りょーちゃんが公園を出る間際の言葉が、りんちゃんの耳に届いた瞬間、りんちゃんの双眸からは涙の雫があふれ出ていた。

『まってよー、りょーちゃーん!』

ひぐひぐと嗚咽しながら、しかしりんちゃんが駆け出して公園の外に出たとき、既にりょーちゃんの姿は見えなくなっており。

『りょーちゃーん!りょーちゃああん!?』

半狂乱になりながら、必死で去って行った子を追いかけても、その姿は結局見つからなくて。
結局、りんちゃんは家に帰ってもぐすぐすと泣くだけで、両親にその理由を問われても答えられずに、ただ仲の良かった―――否、最早恋愛感情にまで到っていた想いが破れたことに、自分でもわからず泣き続けるしか出来なかった。

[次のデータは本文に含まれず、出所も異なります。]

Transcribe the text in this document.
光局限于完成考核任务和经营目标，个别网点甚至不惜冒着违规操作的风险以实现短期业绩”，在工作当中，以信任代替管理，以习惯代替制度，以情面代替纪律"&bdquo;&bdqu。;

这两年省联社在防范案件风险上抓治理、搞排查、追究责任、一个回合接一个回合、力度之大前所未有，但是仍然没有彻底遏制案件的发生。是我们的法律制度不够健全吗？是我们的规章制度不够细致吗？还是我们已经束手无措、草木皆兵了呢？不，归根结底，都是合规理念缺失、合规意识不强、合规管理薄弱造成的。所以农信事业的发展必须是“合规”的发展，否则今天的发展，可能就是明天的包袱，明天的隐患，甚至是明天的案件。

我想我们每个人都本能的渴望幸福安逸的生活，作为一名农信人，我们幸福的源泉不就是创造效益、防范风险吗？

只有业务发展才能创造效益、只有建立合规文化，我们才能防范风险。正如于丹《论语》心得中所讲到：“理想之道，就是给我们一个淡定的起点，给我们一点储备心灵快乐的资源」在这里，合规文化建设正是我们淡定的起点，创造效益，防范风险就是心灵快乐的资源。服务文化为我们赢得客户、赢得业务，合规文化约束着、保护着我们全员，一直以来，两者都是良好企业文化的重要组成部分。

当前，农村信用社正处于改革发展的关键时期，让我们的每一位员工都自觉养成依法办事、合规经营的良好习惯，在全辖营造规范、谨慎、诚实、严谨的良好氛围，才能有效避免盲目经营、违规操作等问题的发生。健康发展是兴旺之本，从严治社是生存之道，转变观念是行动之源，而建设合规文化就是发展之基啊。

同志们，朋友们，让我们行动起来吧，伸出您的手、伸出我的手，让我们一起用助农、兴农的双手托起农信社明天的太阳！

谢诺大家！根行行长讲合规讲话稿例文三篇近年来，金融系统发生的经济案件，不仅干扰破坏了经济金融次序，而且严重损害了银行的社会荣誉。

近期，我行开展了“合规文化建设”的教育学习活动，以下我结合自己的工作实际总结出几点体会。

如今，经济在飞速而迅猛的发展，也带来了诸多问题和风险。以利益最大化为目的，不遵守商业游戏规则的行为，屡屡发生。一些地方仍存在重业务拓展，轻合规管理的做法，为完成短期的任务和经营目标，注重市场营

それから、りんちゃんはりょーちゃんと話すことが出来なくなった。
話しかけようとすると、明らかに避けられる。
遊びに行こうと家まで誘いに行くと、別の友達と遊びに行ってばかり。
そうなって、初めてりんちゃんは気付く。
自分がりょーちゃんに言ったことの、重大さを。
元々りんちゃんは内気で、家が近く両親の親交があったりょーちゃんしか友達がいなかったのだ。
なのに、そのりょーちゃんに嫌われて。

りんちゃんは結局、数ヶ月後に初めて友達が出来るまで、一人ぼっちで毎日を過ごすことになってしまった。

―――――――――――――――――――――――――

「・・・・・夢?」

ぱちりと目を覚ました少女は、小さな欠伸を一つする。
どうにも、酷く懐かしい夢を見た気がする。
内容は覚えていないが、とても辛い夢だったと思ってしまう。

「・・私・・・泣いてたの?」

顔を両手で擦ると、ほんの少しだけ、涙の痕がある。
それに気付いた少女は、ほう、とため息をつく。
そして、ベッドのライトスタンドに置きっぱなしの写真立ての中の笑顔と目が合い。

「亮ちゃん・・・」

その小さなころの『大好きだった人』とは、もう何年も話していない。
悪かったのは、自分なのだろうか、巡り会わせだろうか。

「・・もう、起きなくっちゃ」

高校生ということが嘘のような、下手なグラビアアイドルを凌ぐほどのスタイルを誇る体をベッドから起こし。
ライトスタンドに置いてあるベルを鳴らし、自分付きの従者を呼ぶ。
少女の朝は、毎日憂鬱な気分から始まっている。



「・・・・夢、か」

ボサボサの髪を掻き乱しながら、少年が大きな欠伸をする。
空気を入れ替えようと窓を開けると、隣の豪邸がまず目に入り、そして溢れんばかりの陽の光と朝の澄んだ風が部屋を満たす。
この隣の家の、自分の幼馴染が、少年は大嫌いだった。
結婚してあげると、憧れていた娘に言われたとき、まだ二人は幼稚園児で。

「・・・・」

子供心にそれが嬉しくて堪らなく、鬼ごっこで彼女を10回捕まえる――そんなことも、苦にはならなかったのに。

「凛・・・か」

片や二流家庭の普通の子、片や日本有数の企業の社長令嬢。
今も同じ高校に通っている少女は、自分としか遊べなかった幼子ではない。
見目麗しく、日々靴箱からは十指に余るほどのラブレターを貰うほどの人気者で、頭も非常にいい。
いわゆる才色兼備というやつなのだ。

「どうせ、叶わない想いだったんだろうし、なぁ」

今ならわかる。
彼女に許婚がいるのも、理解できる。
しかし、理解は出来ても心が癒えるわけではない。
成長した今も彼女を避けているのが、その証である。

「いつになったら――いつになったら、次の恋が出来るんだろうなぁ・・」

幼き日の出来事は、確実に傷跡を残している――しかも心のド真ん中に。
それを隠そうと、わざとらしく伸びをして、少年は笑う。

「さて。そろそろ学校に行かねーと。――生徒会のメンバーが遅刻じゃあ、他の生徒に示しがつかねぇもんなぁ」

窓を閉めながら、少年は呟く。
また、代わり映えのない一日が始まろうとしていた――。